AWS Systems Manager(SSM)は、AWSインフラの管理を効率化するためのサービスで、サーバーやEC2インスタンスをリモートで管理するための機能を提供します。特に、インターネットに接続されていないプライベートサブネット内のインスタンスでも、SSMを利用してリモート操作を行うことが可能です。

プライベートサブネットからのSSM接続について

通常、プライベートサブネット内のインスタンスはインターネットへの接続ができませんが、AWSのSSMを使用すれば、インターネット接続なしで管理が可能です。SSMはAWSのマネージドサービスであるため、NATやVPCエンドポイントの設定なしで通信が可能です。

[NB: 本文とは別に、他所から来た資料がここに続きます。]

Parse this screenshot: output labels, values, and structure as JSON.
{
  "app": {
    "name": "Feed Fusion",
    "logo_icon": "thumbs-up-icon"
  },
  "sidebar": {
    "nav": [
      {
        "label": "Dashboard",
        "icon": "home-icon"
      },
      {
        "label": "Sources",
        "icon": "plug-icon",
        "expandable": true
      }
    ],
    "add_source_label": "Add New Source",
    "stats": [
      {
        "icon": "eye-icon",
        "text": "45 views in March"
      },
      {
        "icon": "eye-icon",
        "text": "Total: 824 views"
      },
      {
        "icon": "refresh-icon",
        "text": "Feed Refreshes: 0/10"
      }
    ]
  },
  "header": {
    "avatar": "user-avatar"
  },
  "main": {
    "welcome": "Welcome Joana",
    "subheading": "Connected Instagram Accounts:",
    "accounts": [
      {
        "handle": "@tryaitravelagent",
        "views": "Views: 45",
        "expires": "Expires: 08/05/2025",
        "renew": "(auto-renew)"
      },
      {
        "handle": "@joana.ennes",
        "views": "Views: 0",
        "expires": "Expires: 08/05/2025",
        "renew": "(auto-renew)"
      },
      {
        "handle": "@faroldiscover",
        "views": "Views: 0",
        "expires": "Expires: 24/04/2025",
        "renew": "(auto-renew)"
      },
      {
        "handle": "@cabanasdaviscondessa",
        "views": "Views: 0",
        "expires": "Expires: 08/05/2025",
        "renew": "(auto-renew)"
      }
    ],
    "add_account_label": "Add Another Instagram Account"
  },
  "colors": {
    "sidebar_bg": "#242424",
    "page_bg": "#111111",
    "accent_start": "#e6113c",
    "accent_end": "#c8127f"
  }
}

これにより、セキュアな環境でもインターネットアクセスなしで操作ができます。

プライベートサブネット内でSSMを使用するためには、以下の要件を満たしている必要があります。

  • EC2インスタンスにSSMエージェントがインストールされている。
  • インスタンスにSSMへの接続に必要なIAMロール(例えば、AmazonSSMManagedInstanceCore)が設定されている。
  • インスタンスがSSMのサービスにアクセスできるように、必要なポートが開放されている(通常はHTTPS 443ポート)。

VPCエンドポイントなしでSSMを使用する方法

SSMはVPCエンドポイントを使用せずに動作しますが、AWSのSSMエージェントがインターネットに接続されていない環境でも動作するため、SSMを通じてインスタンスにアクセスできます。特に、AWSが提供する「AWS Systems Manager Session Manager」を使えば、インターネット越しに接続することなく、プライベートサブネット内のインスタンスに接続できます。

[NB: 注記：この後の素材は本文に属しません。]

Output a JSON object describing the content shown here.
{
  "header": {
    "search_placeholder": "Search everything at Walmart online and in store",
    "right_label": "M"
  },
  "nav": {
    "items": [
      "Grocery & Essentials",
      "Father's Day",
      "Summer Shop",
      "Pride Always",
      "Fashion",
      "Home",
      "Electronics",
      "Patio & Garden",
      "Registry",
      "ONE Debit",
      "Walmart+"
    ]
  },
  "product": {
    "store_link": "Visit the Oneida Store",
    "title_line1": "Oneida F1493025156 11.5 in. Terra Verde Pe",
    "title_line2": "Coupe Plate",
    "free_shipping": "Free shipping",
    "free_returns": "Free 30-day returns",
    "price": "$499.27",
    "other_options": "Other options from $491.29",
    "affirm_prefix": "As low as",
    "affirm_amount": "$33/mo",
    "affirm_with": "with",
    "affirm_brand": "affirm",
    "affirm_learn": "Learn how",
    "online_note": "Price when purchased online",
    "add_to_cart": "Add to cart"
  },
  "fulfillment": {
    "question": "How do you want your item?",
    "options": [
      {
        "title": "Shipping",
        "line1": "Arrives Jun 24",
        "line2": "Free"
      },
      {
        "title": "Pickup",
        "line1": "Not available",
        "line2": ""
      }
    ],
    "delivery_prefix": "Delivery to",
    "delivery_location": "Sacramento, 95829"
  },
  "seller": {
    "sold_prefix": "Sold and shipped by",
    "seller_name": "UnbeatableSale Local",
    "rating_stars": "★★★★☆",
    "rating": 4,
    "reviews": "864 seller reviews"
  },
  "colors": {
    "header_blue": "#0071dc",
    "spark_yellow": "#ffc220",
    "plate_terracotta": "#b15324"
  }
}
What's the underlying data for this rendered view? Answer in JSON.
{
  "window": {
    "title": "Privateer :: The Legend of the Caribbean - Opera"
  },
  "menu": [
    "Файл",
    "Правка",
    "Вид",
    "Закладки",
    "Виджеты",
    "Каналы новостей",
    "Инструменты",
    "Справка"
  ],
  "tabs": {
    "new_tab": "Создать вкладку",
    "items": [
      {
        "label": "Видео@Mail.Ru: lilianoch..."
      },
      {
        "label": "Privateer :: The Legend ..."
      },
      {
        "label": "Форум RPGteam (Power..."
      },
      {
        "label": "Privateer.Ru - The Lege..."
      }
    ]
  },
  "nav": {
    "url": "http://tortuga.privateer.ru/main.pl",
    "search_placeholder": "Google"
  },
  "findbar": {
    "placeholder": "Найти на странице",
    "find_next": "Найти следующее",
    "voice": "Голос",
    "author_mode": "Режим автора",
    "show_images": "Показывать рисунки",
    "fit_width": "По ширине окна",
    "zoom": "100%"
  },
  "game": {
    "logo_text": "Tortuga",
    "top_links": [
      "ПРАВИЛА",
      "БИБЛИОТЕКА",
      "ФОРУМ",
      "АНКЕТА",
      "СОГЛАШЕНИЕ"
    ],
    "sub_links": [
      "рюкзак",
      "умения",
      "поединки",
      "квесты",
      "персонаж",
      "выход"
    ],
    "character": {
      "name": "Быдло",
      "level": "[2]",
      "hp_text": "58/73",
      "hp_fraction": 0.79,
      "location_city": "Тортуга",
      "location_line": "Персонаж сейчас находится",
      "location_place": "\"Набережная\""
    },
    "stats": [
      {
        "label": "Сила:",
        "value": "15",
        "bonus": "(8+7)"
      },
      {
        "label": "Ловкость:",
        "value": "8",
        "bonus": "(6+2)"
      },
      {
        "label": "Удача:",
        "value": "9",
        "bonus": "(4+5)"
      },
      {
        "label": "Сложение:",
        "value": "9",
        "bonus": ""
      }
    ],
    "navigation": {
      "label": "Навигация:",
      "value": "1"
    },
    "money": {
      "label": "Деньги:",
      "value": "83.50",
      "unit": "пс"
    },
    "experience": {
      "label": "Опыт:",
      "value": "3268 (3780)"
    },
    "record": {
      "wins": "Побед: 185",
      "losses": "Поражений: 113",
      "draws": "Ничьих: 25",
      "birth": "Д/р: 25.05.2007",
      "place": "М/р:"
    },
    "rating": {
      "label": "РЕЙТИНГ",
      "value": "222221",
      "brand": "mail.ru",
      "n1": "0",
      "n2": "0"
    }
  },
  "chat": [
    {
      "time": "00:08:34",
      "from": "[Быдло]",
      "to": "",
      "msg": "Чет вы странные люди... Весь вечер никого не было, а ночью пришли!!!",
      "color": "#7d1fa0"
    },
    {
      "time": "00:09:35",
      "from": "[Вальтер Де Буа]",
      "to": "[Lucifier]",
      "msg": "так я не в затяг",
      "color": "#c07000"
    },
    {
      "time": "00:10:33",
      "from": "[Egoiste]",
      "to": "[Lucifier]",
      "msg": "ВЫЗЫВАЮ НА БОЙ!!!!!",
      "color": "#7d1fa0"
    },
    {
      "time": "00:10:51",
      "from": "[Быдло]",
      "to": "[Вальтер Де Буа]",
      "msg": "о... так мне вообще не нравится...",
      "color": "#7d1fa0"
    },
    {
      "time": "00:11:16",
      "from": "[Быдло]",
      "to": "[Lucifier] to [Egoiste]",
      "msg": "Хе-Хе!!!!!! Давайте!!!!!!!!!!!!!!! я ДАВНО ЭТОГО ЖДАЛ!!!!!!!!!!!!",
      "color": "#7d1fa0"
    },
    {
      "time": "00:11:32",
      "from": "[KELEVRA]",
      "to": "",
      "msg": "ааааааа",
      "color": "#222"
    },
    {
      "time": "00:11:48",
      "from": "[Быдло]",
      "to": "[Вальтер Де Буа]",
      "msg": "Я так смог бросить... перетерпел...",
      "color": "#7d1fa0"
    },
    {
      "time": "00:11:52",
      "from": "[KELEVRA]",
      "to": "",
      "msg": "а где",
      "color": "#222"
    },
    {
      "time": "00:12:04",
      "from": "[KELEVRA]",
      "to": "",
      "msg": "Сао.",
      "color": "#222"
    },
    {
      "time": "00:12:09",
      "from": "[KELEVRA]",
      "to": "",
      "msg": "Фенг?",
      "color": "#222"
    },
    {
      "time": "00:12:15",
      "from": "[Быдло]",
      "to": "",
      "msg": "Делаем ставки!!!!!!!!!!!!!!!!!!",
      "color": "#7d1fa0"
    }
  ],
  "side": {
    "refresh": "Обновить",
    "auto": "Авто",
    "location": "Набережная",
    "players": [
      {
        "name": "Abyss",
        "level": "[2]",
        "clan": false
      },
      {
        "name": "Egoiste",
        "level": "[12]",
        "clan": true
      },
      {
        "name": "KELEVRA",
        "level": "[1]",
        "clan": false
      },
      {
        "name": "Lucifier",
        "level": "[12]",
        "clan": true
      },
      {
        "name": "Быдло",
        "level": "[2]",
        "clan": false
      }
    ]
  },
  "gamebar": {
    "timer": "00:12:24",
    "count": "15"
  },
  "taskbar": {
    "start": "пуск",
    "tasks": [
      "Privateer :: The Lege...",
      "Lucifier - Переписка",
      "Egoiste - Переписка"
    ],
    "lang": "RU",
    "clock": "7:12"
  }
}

この方法で接続するためには、インスタンスがSSMサービスにアクセスできることが前提です。通常、AWSの管理ネットワークを通じてSSMが通信するため、インターネット接続を必要としません。つまり、NATやVPCエンドポイントなしで接続できるということです。

SSMでの接続設定手順

プライベートサブネット内のEC2インスタンスにSSMで接続するための手順は以下の通りです。

  1. まず、EC2インスタンスにAWS Systems Managerエージェントをインストールします。
  2. 次に、適切なIAMロールをインスタンスにアタッチします。このロールは、SSMに必要な権限(例:AmazonSSMManagedInstanceCore)を持っている必要があります。
  3. インスタンスのセキュリティグループで、ポート443(HTTPS)が開いていることを確認します。
  4. AWS Management Consoleで、Session Managerを使用してインスタンスに接続します。

まとめ:プライベートサブネットでのSSM接続の利点

プライベートサブネット内で、NATやVPCエンドポイントを使わずにAWS Systems Managerを使用することにより、セキュアな接続を確保したまま、インスタンスの管理が行えます。特にインターネット接続が不要であり、AWSが提供する管理ネットワークを活用することで、セキュリティリスクを最小限に抑えつつ、効率的にリモート管理が可能です。

これらの方法を活用することで、AWS環境での運用管理がよりスムーズになり、セキュリティと管理の負担が軽減されます。